The 20-20-20 rule is a great rule of thumb: every 20 minutes, take a 20-second break from the computer and look at something that’s about 20 feet away.
- Exercise your eyes
Similar to the 20-20-20 rule, try looking at objects placed at a distance for 15 seconds, then bringing back your focus on a closer object (nothing techy), and look at that for 15 seconds as well. Repeat several times. Also try rotating your eyeballs – your body isn’t the only thing that needs exercise!
- Lubricate your eyes
Staring at a computer for hours dries up the surface of our eyes because it causes us to blink less. Dry eyes lead to irritation, which can bring about other problems like red eyes and itchiness. To help avoid this, close your eyes for a few seconds every now and then, or blink (hard) a few times. Lubricating eye drops (Refresh and Clear Eyes brands are good, Visine is NOT) are also recommended to help keep your eyes moist and healthy.
- Get a yearly eye exam
Why wait until you feel discomfort or something serious develops to go to the eye doctor? Eye exams are as important as general health check-ups, which is why you should do both of them at least once a year. Be sure to tell your doctor the number of hours you spend on electronic devices each day, in and outside of work.
- Adjust your computer settings
There are a few things you could adjust on your computer and, in some cases, other devices that will mitigate digital eye strain. Try equipping your screens with anti-glare screens, make sure your computer has a high resolution display, keep your monitor bright to reduce flicker rate, and adjust options like contrast, color display, etc. to find a setting that’s easier on the eyes.
- Try computer glasses
That’s right – glasses made specifically for computer use. They have anti-glare and anti-reflective coatings that eliminate reflections of light from the front and back surfaces of your lenses. This is one of the best ways to avoid eye strain. Additionally, avoid wearing contact lenses if you’re going to spend prolonged hours in front of a screen.
- Update your screen
The bigger and newer the screen, the happier your eyes will be. Not only do older, wide, clunky screens take up too much space on your desk, but they’re also damaging your eyes! LCD (Liquid Crystal Displays), a layer that thin screens have, has anti-reflective surfaces, which are better for your eyes. Similarly, choosing a big screen over a small one is also better from an ability-to-focus standpoint – your eyes won’t have to work as hard.

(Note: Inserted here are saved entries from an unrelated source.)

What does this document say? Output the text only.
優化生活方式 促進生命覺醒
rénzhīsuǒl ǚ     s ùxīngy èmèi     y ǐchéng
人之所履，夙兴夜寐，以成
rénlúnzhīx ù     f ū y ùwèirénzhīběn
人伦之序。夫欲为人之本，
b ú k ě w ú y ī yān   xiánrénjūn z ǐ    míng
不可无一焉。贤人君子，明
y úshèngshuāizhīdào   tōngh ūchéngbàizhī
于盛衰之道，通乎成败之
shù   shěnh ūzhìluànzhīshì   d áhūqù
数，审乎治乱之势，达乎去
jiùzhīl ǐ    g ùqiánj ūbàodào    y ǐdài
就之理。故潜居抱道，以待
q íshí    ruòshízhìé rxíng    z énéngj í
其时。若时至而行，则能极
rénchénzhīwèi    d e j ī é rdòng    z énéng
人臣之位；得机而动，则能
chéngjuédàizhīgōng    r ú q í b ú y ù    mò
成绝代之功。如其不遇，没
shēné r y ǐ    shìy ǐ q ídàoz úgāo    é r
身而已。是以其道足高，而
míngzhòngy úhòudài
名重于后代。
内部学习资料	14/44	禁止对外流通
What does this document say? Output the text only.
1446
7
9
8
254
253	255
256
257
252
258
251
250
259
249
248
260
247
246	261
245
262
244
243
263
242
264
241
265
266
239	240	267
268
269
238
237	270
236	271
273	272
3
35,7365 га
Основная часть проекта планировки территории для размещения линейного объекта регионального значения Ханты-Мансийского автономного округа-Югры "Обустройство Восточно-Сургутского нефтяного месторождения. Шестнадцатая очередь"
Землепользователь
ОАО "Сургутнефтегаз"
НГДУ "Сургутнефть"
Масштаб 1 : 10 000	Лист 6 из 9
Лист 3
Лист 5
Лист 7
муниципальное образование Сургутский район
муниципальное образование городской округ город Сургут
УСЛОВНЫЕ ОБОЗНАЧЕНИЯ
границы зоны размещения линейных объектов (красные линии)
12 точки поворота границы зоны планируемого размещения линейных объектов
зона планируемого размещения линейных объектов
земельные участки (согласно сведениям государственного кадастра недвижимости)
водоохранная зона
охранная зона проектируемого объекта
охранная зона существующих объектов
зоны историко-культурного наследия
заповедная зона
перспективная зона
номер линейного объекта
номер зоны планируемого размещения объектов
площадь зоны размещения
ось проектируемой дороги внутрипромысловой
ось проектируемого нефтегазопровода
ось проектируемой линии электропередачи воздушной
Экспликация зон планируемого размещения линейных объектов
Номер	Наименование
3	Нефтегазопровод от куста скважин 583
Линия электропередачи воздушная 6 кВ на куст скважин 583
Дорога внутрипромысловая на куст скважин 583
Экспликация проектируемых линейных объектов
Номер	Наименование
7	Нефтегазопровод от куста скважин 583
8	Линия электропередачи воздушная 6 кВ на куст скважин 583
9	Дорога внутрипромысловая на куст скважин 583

- Check your monitor’s position
If your monitor sits too close to you, it is very likely you will feel discomfort in your eyes. It is important to keep your monitor a proper distance away from your eyes.Optimally, the computer screen should be 15 to 20 degrees below eye level – about 4 or 5 inches as measured from the center of the screen – and 20 to 28 inches from the eyes.
- Rethink your lighting
The level of lighting around you should be suitable for your eyes while using a digital device. Put blinds or drapes on windows and keep your lights as bright as your device’s illumination. Too much or too little light make it a struggle for your eyes to adjust, resulting in strain and possibly headaches.